It appears as if the creator of the popular Blackhole malware toolkit was been arrested in Russia yesterday. Word of the arrest began to leak yesterday morning but details were sketchy. First a mysterious tweet from a Dutch security investigator broke the news. Then a former Russian police detective in contact with Russia’s federal government told Reuters that the suspect, who is known in hacking circles as “Paunch,” had been arrested. He provided no details. Then others began to notice that the malware java applet had not been updated (it is typically updated once or twice each day) and the encryption service used to encrypt, crypt.am, the kit had been offline for a few days. Later, Europol confirmed the arrest of a “high-level suspected cyber-criminal”.
According to Ziff Davis,
“The software kit is focused on “drive-by” download attacks, and allows cybercriminals to inject malware on to a personal computer by redirecting users through phishing emails or visiting compromised websites.

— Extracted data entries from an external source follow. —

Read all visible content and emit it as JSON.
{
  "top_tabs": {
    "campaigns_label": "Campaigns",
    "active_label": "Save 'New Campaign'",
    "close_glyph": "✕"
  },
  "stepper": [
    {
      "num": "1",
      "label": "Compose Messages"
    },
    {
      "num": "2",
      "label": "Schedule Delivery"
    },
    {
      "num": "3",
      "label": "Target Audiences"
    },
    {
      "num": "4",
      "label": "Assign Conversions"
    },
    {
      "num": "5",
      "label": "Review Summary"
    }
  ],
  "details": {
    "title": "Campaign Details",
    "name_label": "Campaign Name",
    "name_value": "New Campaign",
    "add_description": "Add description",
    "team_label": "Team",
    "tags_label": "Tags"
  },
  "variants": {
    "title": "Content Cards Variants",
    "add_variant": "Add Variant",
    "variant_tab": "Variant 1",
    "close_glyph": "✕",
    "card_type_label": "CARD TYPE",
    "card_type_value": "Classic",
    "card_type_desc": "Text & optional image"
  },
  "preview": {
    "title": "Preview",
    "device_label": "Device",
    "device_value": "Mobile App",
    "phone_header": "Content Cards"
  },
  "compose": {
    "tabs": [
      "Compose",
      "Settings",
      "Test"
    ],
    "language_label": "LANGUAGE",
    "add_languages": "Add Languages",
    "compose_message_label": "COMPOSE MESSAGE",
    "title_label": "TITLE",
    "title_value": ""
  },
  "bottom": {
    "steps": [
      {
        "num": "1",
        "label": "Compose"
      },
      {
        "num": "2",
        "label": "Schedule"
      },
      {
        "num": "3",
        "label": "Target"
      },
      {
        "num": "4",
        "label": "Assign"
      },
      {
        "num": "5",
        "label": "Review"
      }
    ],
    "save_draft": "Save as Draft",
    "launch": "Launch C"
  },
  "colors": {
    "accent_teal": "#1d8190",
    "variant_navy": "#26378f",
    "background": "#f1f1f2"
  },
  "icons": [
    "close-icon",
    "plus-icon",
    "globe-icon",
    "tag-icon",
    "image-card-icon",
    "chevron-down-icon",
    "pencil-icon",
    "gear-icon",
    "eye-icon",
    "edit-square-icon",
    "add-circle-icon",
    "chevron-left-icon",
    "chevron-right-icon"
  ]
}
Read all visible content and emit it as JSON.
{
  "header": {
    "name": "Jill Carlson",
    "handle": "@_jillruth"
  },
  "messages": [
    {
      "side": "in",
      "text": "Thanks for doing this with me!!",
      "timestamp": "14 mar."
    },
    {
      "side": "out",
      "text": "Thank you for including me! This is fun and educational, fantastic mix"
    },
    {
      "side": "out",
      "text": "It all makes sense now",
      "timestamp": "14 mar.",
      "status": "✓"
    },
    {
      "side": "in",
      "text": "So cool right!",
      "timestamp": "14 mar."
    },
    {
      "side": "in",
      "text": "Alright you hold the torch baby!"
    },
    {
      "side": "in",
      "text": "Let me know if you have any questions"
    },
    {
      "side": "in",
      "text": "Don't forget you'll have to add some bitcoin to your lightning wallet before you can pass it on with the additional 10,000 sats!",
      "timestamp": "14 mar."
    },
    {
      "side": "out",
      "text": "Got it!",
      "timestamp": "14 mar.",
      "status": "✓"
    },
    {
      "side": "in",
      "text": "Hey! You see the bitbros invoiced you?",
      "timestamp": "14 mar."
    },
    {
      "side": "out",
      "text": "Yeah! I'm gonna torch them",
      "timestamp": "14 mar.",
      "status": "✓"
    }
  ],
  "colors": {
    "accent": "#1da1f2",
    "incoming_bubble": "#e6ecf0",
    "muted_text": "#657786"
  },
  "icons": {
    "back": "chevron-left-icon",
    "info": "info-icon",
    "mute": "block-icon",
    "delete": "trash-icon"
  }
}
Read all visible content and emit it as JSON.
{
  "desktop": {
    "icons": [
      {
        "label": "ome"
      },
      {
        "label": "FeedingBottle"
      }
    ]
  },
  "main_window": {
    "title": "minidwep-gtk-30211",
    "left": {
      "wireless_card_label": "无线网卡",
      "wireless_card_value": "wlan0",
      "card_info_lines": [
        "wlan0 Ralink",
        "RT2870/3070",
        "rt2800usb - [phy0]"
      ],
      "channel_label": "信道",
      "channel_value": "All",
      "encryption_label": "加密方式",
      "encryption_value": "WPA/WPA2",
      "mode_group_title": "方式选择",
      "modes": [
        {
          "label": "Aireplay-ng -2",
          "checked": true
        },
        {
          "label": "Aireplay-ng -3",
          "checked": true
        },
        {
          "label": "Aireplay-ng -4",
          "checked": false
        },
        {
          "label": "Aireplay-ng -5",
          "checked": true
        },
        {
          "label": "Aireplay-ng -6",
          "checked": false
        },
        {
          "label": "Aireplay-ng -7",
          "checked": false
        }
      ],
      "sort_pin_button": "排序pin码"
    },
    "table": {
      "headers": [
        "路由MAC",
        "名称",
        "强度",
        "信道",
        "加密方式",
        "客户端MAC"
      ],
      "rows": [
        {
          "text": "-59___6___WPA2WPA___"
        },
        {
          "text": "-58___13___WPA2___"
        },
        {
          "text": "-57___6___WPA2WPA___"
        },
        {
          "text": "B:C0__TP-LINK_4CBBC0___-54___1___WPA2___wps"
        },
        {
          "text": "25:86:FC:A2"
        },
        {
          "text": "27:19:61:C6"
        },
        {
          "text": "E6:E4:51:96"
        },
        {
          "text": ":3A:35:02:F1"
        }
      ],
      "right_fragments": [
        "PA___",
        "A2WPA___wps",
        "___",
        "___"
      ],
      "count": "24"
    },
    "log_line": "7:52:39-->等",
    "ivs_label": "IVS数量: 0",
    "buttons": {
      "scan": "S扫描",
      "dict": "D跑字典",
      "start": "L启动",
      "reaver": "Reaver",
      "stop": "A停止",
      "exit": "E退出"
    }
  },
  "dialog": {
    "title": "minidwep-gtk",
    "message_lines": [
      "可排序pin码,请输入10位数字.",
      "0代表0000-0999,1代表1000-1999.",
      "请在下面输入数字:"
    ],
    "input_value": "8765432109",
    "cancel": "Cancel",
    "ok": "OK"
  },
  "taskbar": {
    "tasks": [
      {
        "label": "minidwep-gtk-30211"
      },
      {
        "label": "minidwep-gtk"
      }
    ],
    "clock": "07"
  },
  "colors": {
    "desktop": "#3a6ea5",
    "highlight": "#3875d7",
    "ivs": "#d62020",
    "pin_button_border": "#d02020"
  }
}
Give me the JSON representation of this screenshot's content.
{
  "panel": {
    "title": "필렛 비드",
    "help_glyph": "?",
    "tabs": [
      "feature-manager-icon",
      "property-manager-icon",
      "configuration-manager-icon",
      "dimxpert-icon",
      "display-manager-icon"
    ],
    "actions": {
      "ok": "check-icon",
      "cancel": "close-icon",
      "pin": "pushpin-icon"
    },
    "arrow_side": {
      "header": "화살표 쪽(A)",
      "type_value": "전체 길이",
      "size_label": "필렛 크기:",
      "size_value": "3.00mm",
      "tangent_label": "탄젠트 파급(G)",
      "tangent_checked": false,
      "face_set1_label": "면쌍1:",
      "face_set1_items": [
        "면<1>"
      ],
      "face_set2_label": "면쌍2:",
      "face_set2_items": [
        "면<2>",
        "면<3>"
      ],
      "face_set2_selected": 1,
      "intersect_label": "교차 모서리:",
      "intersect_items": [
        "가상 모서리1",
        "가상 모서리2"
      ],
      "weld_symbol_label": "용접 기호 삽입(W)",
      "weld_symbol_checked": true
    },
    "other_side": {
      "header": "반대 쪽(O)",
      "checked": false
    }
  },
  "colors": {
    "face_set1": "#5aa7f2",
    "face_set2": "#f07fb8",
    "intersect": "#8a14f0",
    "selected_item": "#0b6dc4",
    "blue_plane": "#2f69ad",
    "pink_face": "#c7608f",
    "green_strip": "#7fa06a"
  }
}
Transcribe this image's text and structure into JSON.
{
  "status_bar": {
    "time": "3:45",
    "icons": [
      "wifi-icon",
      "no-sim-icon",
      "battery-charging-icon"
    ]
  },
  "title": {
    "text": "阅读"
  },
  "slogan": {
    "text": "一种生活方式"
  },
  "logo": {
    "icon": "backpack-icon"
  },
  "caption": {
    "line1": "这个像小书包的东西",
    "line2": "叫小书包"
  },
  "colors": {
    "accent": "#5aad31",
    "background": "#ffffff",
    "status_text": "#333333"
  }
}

Once a user visits a malicious page, a payload is forwarded on to the system, where vulnerabilities in software are scanned for and exploited. Once flaws are found, malicious software can be downloaded on to a PC without the user’s knowledge, including malware and trojans. The kit consists of a series of PHP scripts designed to run on a web server, and the scripts are all protected with the commercial ionCube encoder. Blackhole targets a range of client vulnerabilities, with recent emphasis on flaws in Adobe Reader, Flash and Java. Hackers can rent Blackhole for different periods of time, with an annual license costing $1500. The exploit kit was first released in late 2010, and the latest version, Blackhole 2.0, was released in 2012, taking advantage of modern vulnerabilities in commonly used software.”
Russia has one of the largest pools of talented hackers and an advanced underground economy that unites customers and programmers with those who control networks of compromised computers and can install new malicious programs at will. As with the hoard of recent TOR arrests, more malware creator arrests are believed to be coming soon. Other popular malware toolkits include Cool, Styx, SweetOrange, Whitehole, SofusFO, Bleeding Life, Newsploit, Neutrino, Glazunov, and Nuclear.